Sin the life of a Christ follower is always a reality, and is dealt with in the same way, no matter the type of sin – through confession, accountability, counseling, truth, Bible study, prayer, freedom in worship and community. The key is to make the church safe for the struggler to share the struggle, and then to call out true identity before inner struggle leads to outward behavior, and before outward behavior begins to define identity.
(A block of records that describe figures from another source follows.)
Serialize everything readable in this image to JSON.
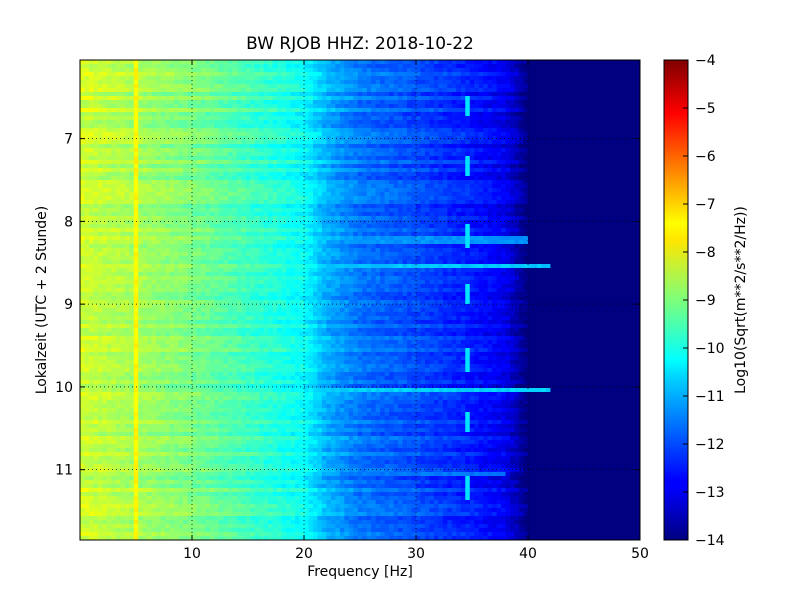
{
  "chart_data": {
    "type": "heatmap",
    "title": "BW RJOB HHZ: 2018-10-22",
    "xlabel": "Frequency [Hz]",
    "ylabel": "Lokalzeit (UTC + 2 Stunde)",
    "xlim": [
      0,
      50
    ],
    "ylim": [
      11.85,
      6.05
    ],
    "y_inverted": true,
    "grid": true,
    "grid_style": "dotted",
    "x_ticks": [
      10,
      20,
      30,
      40,
      50
    ],
    "y_ticks": [
      7,
      8,
      9,
      10,
      11
    ],
    "colormap": "jet",
    "colorbar": {
      "label": "Log10(Sqrt(m**2/s**2/Hz))",
      "range": [
        -14,
        -4
      ],
      "ticks": [
        -4,
        -5,
        -6,
        -7,
        -8,
        -9,
        -10,
        -11,
        -12,
        -13,
        -14
      ]
    },
    "value_profile_by_frequency": {
      "frequency_hz": [
        0,
        5,
        10,
        15,
        20,
        22,
        25,
        30,
        35,
        38,
        40,
        50
      ],
      "log_psd": [
        -8.2,
        -8.6,
        -9.0,
        -9.6,
        -10.2,
        -11.0,
        -11.6,
        -12.0,
        -12.5,
        -12.9,
        -14.0,
        -14.0
      ]
    },
    "features": [
      {
        "kind": "vertical_line",
        "frequency_hz": 5.0,
        "log_psd": -7.7
      },
      {
        "kind": "horizontal_band",
        "time": 8.53,
        "log_psd": -10.8,
        "extends_to_hz": 42
      },
      {
        "kind": "horizontal_band",
        "time": 10.04,
        "log_psd": -10.7,
        "extends_to_hz": 42
      },
      {
        "kind": "horizontal_band",
        "time": 8.23,
        "log_psd": -11.3,
        "extends_to_hz": 40
      },
      {
        "kind": "horizontal_band",
        "time": 11.05,
        "log_psd": -11.6,
        "extends_to_hz": 38
      },
      {
        "kind": "chirp_near_hz",
        "frequency_hz": 34.5,
        "times": [
          6.7,
          7.4,
          8.25,
          8.95,
          9.75,
          10.5,
          11.3
        ],
        "log_psd": -10.5
      }
    ]
  }
}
The Church’s Place in the Process
The church is often reactive with social and cultural issues. Instead, the church must assume its true place in the process. The church can lead out, rather than react, by speaking to the issues first. The church must speak to the person impacted by same sex attraction first, before the world gets its chance. Perhaps, when that starts happening, the stories we hear will be stories of the church being part of the solution, instead of more and more stories where the church is described as the source of the problem.
© The Lausanne Movement
- The number of people who identify as gay or lesbian, and the proportion of people who have same-sex sexual experiences, are difficult for researchers to estimate reliably for a variety of reasons. Nonetheless, studies in several countries by credible research institutes and universities have consistently shown that less than 3% and perhaps less than 2% of males are homosexually active in a given year. Female homosexuality is estimated to be approximately half or less than the male rates and appears to characterize less than 2% of the female population. Exceptions can be found in particular groups and countries. Reference: Hughes, John R. (2006). A general review of recent reports on homosexuality and lesbianism. Sexuality and Disability, 24, 195-205. The figure of 155 million people is an estimate derived by calculating 2% of the world’s population.